3 Advantages To Equipment Leasing

Finding the right route to supplying your business can be tough. Working capital is needed in a lot of places at once, and often the best way to handle things is to decide what you actually need to buy and what you can get from service providers. Sometimes that means bringing in contractors with specialized knowledge for certain operations. Other times, it means using equipment leasing to get the tools you need now, without committing to a full purchase or making a huge cash commitment. There are unique features to leasing that make it advantageous under the right circumstances, and once you understand them, it will be a lot easier to decide when to lease.
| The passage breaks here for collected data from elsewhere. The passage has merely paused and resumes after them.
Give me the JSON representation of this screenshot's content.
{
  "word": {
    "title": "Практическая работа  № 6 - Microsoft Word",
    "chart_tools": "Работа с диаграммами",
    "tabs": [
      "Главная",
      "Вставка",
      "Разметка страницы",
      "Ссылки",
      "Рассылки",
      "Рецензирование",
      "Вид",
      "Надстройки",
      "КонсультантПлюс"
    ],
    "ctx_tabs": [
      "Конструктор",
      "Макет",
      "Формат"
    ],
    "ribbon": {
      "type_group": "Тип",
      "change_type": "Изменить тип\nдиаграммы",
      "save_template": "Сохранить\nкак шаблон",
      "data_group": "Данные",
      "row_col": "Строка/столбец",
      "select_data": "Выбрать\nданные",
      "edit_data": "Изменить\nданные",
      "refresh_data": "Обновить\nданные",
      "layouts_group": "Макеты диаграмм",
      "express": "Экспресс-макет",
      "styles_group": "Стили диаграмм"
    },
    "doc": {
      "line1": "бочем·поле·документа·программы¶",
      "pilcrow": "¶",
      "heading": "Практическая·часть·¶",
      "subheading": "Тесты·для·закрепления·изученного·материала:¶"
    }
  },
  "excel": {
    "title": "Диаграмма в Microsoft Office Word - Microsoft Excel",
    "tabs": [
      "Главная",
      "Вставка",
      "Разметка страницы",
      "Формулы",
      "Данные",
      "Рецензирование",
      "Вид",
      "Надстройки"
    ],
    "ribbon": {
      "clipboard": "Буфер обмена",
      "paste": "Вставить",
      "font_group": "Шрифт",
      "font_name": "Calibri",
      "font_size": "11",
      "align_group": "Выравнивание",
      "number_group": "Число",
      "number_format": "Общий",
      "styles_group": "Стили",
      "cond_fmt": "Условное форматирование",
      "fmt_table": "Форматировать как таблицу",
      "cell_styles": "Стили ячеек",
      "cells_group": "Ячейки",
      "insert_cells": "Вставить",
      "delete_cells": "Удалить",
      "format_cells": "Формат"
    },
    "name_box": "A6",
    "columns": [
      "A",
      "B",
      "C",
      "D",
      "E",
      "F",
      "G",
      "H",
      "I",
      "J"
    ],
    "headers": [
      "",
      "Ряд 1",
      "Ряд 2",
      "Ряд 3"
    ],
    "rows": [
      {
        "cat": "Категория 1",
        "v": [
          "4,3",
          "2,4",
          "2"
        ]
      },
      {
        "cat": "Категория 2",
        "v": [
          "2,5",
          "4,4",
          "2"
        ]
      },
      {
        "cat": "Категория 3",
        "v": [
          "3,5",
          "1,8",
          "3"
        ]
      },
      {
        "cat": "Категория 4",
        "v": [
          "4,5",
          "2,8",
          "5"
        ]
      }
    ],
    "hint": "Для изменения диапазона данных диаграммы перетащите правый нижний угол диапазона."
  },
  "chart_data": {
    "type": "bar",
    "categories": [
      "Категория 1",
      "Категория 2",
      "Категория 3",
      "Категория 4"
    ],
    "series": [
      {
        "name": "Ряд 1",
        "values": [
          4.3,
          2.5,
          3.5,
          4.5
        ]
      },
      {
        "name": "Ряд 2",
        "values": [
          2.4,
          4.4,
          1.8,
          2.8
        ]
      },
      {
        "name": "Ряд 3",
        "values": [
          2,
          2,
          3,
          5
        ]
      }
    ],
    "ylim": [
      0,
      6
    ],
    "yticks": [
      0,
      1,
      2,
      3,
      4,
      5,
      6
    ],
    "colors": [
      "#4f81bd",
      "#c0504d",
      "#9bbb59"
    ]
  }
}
1. Lease Costs Are Costs of Doing Business

When you take out a financing agreement to purchase new equipment with a loan, you’re buying depreciating assets and spacing out the costs. That’s significantly different from paying a service fee to keep your company operating. One of those things is deducted from gross revenue before your net taxable income, and the other one is not. On top of that, a purchase means more work at tax time because you have to calculate depreciation for all your assets like equipment. As a result, you can gain some control over your tax burden when you selectively use equipment leasing.

2. Leasing Lets You Upgrade Easily

When you use leasing for your business, you gain a few tools to make upgrades easy. First, the lease is for a limited term, and no one can make you renew it. Second, delivery and removal are the responsibility of the leasing company. As a result, you can lease goods with limited lifespans like computers, then simply let them get taken away as you lease the updated models in three to five years. It is easy, you never have to worry about equipment disposal, and you avoid investing in assets that have an incredibly short shelf life.

3. A Lease Requires Less Cash Up Front

When you lease equipment, it is common to have a small finance charge at the beginning alongside the monthly payments. The other side of that is that the cash you need to start a lease is almost never as much as a down payment for a traditional loan. Monthly payments are frequently less than a loan payment too, especially if the item has a long operating history or you lease equipment that was previously used. Some equipment leasing agreements even let you fold those financing costs into your regular payments so that you do not need to pay them when you sign. That’s a huge advantage for businesses with committed clients but not a lot of working capital.